Chemical Modifications of siRNA Bases
Selective nuclease digestion of messenger RNAs inside living cells via the short interfering RNA (siRNA)-triggered RNA interference pathway has become a mainstay in molecular biology to study gene function, and it holds promise for the development of new therapeutics. However, gaps in our understanding of the basic RNA interference mechanism and ability of siRNAs to interact with intracellular RNA-binding proteins, particularly those involved in the innate immune response, limit the application of this promising new technology. Our laboratory is developing new synthetic approaches to modified RNA oligonucleotides that carry out gene silencing with reduced undesirable off-target effects. Specifically, we are engaged in the study of alkylated RNA bases that change the shape of the minor or major groove of double-stranded RNA while maintaining Watson-Crick-like base pairing. These siRNA duplexes are being used to determine the effect of steric blocks in gene silencing. The modifications are also expected to block sequence-dependent off-target ettects mediated by Toll-like receptors andsequence-independent effects from dsRBM proteins.

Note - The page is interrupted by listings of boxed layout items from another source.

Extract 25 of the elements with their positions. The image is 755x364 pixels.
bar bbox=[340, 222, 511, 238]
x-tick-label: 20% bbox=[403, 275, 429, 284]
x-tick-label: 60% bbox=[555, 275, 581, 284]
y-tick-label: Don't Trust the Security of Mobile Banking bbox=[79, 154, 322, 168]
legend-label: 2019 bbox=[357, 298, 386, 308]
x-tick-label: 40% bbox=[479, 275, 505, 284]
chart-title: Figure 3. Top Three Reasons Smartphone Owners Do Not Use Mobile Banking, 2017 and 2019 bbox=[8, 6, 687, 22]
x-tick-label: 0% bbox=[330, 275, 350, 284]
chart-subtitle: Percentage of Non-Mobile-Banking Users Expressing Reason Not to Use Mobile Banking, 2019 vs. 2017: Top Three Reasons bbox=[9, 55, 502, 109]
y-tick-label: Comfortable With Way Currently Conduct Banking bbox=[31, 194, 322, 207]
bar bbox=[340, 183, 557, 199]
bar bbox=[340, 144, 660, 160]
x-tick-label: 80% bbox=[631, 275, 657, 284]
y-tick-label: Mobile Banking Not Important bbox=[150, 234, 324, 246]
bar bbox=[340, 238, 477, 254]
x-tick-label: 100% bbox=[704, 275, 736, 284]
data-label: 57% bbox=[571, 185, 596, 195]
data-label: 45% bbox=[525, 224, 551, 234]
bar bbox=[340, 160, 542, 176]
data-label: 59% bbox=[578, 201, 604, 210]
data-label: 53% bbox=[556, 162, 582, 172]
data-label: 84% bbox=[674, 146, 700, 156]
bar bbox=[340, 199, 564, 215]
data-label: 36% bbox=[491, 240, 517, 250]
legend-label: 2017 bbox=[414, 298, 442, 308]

Secondly, we are developing modified bases capable to switching their steric blockades from the minor groove to the major groove (see figure). These modifications will be placed in the antisense strand using a Watson-Crick-paired sense strand for delivery; the antisense strand will be designed to target a complementary mRNA sequence via Hoogsteen base pairing in which a conformational change hides the steric blockade in the major groove.
This project is being conducted in collaboration with Professor Peter Beal (UC, Davis) and is supported by the NIH, R01 GM080784.